Wednesday, September 28, 2016

A federal judge ruled Monday that hundreds of thousands of those affected by the Elk River spill cannot pursue claims against West Virginia American Water’s parent company

Judge keeps corrosion claims against Eastman in water crisis case

Ken Ward Jr. , Staff Writer
September 26, 2016

AP file photo
The West Virginia American Water Co. intake facility on the Elk River in Charleston as seen on Jan. 10, 2014, the day after the Freedom Industries chemical spill. A federal judge ruled Monday that hundreds of thousands of those affected by the spill cannot pursue claims against West Virginia American Water’s parent company, one of several rulings expected before a trial next month.

In one of a series of rulings expected to define the scope of a class-action trial scheduled to start in late October, a federal judge on Monday declined to throw out allegations that partly blame the January 2014 Elk River chemical spill on Eastman Chemical, the maker of Crude MCHM that spilled from the Freedom Industries facility just upstream from the region’s drinking water intake.

U.S. District Judge John T. Copenhaver Jr. issued another ruling, though, that residents, businesses and workers suing over the spill and the water crisis that followed cannot pursue claims against American Water Workers Company Inc., the parent of West Virginia American Water Co., whose customers’ drinking water supply was contaminated in the incident.

The rulings were among the first in a long list of decisions expected from Copenhaver this week in response to dozens of pre-trial motions filed in the case. Jury selection for the trial is scheduled to start on Oct. 25.

In the case, lawyers for hundreds of thousands of residents, businesses and wage earners in the Kanawha Valley allege that West Virginia American did not adequately respond to the Jan. 9, 2014, spill of Crude MCHM and other chemicals from the Freedom Industries facility along the Elk River, just 1.5 miles upstream from West Virginia American’s regional drinking water intake. The suit also alleges that Eastman, which manufactured the chemical MCHM and sold it to Freedom, did not properly test the chemical or warn buyers or the public about any potential health impacts or possible safety concerns related to the type of storage tanks Freedom used.

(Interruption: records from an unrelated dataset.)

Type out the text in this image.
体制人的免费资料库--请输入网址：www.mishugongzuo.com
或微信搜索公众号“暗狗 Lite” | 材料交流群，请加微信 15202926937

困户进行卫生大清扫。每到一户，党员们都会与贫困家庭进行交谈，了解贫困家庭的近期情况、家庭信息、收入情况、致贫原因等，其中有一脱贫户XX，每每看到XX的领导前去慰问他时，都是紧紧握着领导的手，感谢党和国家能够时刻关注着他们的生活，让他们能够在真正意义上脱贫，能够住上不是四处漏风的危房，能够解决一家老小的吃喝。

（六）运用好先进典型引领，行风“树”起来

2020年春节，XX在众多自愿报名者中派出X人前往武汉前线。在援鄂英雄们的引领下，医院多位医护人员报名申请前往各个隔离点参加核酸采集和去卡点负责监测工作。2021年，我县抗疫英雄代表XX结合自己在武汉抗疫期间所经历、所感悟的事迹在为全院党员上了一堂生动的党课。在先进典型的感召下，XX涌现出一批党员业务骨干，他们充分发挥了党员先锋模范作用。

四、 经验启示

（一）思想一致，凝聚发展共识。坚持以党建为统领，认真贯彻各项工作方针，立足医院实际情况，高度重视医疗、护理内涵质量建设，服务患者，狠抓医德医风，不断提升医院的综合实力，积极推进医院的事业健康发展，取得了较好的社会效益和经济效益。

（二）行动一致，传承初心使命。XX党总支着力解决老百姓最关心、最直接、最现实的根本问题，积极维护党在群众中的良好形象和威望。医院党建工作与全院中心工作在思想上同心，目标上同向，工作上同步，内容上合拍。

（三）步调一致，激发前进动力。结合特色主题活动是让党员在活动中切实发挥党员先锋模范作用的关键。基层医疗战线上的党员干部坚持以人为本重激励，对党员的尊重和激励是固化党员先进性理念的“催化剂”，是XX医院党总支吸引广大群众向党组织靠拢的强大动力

Last year, Copenhaver approved the case being pursued as a class-action over the liability, or fault, of the water company and Eastman. The judge did not certify a damages class, meaning damages would have to be determined later, on some case-by-case basis.

In the ruling concerning American Water Works, Copenhaver concluded that the plaintiffs had not shown that the parent company’s “limited involvement in the affairs” of West Virginia American “generated a duty” to the subsidiary’s customers of that “American carried out a specific act such that it was itself liable for tortious conduct.”

“Nor do plaintiffs show that American should be liable because it committed a tort in concert with [West Virginia] American, or directly and specifically ‘forced’ [West Virginia] American to commit a tort,” the judge wrote.

Lawyers for the class suing in the case had argued that American Water Works had played a role in designing and under-financing the Kanawha Valley water treatment and distribution facility, including a decision decades ago to not maintain a second drinking water intake, located upstream from the Freedom industrial site, that could have provided a backup water supply following the 2014 spill.

Regarding Eastman Chemical, the plaintiffs allege that did not properly instruct Freedom Industries officials about the proper storage of Crude MCHM, a move that led to the chemical being stored in a carbon steel tank that the chemical corroded, causing the spill.

Eastman attorneys wanted those allegations thrown out, arguing that the plaintiffs’ expert testimony on the issue was not scientifically sound and therefore not admissible in court. In response, the plaintiffs had argued that an Eastman expert’s testimony was likewise not admissible.

Copenhaver ruled that the testimony from both experts was “sufficiently reliable and relevant as to be admissible,” and rejected Eastman’s motion to rule in the company’s motion for summary judgment on the Crude MCHM issues.